It’s remarkable how a fantasy-based, sometimes sappy TV show featuring angels disguised as ordinary folks can pack more profound truth into one hour than a month of nightly news programs! That’s precisely what writer/producer Martha Williamson accom-plished in a recent episode of Touched by an Angel called “The Empty Chair. ” Bucking the Hollywood establishment and its “pro-choice” ethic, Ms. Williamson displayed unmatched courage and insight into the aftermath of abortion. As newlyweds in Boston, Betsy and Bud Baxter wanted nothing more than to work together on a television show.
An offer from an Omaha station to co-host “Breakfast with the Baxters” seemed their first big step on the road to fame and happiness. Fifteen years later, when new station owners abruptly cancel their show, the Baxters are devastated by the loss of their jobs, of their dream, of all that had given their life meaning, and, apparently, of all that had been holding them together. They bitterly vent their disappointment and grief at each other until the arrival of stranded travelers (the angels Monica and Andrew) give Betsy and Bud the chance to tell their stories separately to a compassionate listener.
It’s not long before the underlying problem surfaces-the unspoken issue that stood between them since accepting the Omaha job: that the only child they’d ever conceived was “lost” shortly before moving there. When Betsy learned of this pregnancy, she spontaneously bought a little baby jumper. Bud reacted negatively to the news. He thought only of how a child could disrupt their career plans on the eve of their first big break. When Bud left for several days to attend a friend’s wedding, Betsy dutifully took care of the problem with an abortion.
She told Bud only that she had “lost” the child. Betsy tried to conceal her grief, submerging it in work. The sorrow and pain did not go away, but silently, stealthily robbed her of joy, of sleep, of the ability to feel close to her husband, of the ability simply to relax and open herself to life. Bud is torn between wanting to know if their child was aborted and wanting to avoid the question, to protect Betsy and himself from painfully confronting what they had done. Bud struggles to forget, and bristles at the first hint of a discussion of their loss.
His reaction is common; surveys have shown that up to 80% of marriages/relationships end in the months following an abortion. With dawning understanding, however, Bud tells Andrew: “Ironic, isn’t it? You make all these plans for the future and then one day it’s the wrong future and you don’t have what you sacrificed for. ” Betsy has always understood the full weight of the sacrifice she made for the sake of their marriage and their career: “You know, Monica, they can talk all they want about politics and choices and rights.
I did. And then you’re in that room and you’re putting your clothes back on and you know that when you walk out that door, you’re leaving a piece of your soul behind that you’ll never get back. ” Overly dramatic? Time and again, women who’ve experienced abortion describe a similar wrenching loss of part of themselves, their spirit or their soul. (Numerous examples can be found at www. hopeafterabortion. com, a website supporting the Project Rachel post-abortion ministry. )

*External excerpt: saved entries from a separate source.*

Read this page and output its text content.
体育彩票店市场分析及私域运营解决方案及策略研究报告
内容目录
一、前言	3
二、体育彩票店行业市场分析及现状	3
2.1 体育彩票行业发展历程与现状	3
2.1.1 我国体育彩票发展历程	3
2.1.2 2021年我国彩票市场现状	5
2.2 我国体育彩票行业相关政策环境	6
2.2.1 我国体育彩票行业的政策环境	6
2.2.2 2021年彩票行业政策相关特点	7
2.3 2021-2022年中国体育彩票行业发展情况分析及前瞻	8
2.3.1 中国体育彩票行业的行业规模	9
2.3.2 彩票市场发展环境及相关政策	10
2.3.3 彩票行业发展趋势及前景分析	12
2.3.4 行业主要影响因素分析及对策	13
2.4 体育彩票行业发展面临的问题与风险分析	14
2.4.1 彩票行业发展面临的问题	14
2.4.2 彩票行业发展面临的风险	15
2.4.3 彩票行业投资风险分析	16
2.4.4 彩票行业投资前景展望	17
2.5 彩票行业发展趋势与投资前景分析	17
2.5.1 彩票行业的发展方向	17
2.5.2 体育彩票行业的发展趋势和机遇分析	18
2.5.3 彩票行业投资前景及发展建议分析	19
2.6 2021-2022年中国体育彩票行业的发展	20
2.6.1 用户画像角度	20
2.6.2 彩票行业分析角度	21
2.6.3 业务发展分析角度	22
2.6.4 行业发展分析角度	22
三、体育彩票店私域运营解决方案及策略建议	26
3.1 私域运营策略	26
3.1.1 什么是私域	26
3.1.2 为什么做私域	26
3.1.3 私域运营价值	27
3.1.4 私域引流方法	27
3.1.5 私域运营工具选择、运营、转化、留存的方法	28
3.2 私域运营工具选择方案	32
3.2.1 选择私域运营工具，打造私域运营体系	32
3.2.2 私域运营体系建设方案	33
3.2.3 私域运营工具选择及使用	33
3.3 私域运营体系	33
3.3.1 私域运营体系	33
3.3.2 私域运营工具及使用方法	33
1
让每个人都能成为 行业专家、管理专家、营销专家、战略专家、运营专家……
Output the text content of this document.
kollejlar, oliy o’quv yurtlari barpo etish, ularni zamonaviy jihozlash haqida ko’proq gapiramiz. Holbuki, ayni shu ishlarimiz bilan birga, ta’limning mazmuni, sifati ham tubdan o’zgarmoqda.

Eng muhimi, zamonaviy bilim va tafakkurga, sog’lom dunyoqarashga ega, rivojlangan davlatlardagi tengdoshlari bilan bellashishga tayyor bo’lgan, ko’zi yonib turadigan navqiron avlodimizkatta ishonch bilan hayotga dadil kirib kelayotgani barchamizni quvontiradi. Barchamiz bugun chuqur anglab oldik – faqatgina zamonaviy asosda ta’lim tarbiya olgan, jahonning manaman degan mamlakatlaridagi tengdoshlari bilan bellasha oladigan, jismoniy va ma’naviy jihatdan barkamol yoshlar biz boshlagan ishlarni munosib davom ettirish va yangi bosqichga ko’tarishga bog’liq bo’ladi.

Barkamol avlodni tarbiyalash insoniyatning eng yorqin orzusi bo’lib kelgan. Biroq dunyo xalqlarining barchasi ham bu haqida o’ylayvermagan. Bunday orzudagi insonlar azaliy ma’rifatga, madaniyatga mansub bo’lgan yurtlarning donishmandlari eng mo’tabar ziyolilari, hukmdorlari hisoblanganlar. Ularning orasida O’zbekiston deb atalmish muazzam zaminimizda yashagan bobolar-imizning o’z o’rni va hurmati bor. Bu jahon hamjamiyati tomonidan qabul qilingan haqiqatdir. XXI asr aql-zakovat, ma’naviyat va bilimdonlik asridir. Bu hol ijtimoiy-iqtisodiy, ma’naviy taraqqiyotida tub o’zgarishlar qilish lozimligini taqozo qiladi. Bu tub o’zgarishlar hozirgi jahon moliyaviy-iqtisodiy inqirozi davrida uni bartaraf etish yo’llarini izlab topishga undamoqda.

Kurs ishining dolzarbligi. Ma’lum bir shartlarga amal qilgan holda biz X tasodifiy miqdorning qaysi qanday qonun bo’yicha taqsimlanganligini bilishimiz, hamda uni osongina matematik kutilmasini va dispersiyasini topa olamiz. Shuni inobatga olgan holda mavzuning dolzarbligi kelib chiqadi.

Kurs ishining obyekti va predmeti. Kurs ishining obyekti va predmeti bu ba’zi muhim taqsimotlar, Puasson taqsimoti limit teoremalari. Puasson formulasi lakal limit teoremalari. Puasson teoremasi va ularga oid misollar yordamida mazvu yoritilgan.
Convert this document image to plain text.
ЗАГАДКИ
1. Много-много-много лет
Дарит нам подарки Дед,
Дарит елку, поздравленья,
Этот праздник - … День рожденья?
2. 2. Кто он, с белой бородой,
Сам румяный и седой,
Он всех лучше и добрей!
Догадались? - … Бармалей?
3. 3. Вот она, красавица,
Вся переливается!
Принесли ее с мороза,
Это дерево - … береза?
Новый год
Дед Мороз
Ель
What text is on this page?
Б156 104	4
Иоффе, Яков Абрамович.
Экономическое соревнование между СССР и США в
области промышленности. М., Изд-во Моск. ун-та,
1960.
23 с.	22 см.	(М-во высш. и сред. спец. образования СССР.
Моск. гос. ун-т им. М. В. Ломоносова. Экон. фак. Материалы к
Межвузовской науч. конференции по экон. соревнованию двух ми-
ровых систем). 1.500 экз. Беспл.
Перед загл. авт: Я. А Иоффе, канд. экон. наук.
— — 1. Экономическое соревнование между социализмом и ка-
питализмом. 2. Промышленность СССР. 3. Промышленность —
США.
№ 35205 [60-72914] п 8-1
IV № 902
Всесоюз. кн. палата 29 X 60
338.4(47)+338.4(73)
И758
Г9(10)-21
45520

Post-abortion anguish can be seen on many websites. On www. afterabortion. com, for example, predominantly “pro-choice” women try to support each other in their grief. This site even contains a section called Media Warnings-programs and movies to avoid because some situation or remark in them could break through post-abortion coping mechanisms to trigger emotional and psychological crises. Warning entries seem to include everything relating to babies, happy families and, of course, abortion.
Betsy has wrongly concluded that a lifetime of sorrow is simply “the price you pay” for aborting a child. Monica gently corrects her: “It’s the consequence of a choice, but it’s not a punishment from God. That’s not how He works. ” Monica reminds Betsy and Bud of the truth that so often eludes those involved in an abortion: God cherishes them and does not reject them for having rejected His gift of a child. He asks only that they open their hearts to Him, so He can heal them and make them whole again.
God wants them to find consolation and joy in His love and in their mutual love for Him and one another. How was Martha Williamson able to give flesh and life to this essential truth, and all the hurt and sorrow, the anger and lashing out, the loneliness and terror of the abortion aftermath? The episode was inspired by her own experience following an abortion. Through post-abortion counseling, she has found forgiveness and peace-and she offers this story so women contemplating abortion will seek a life-affirming solution for themselves and their children.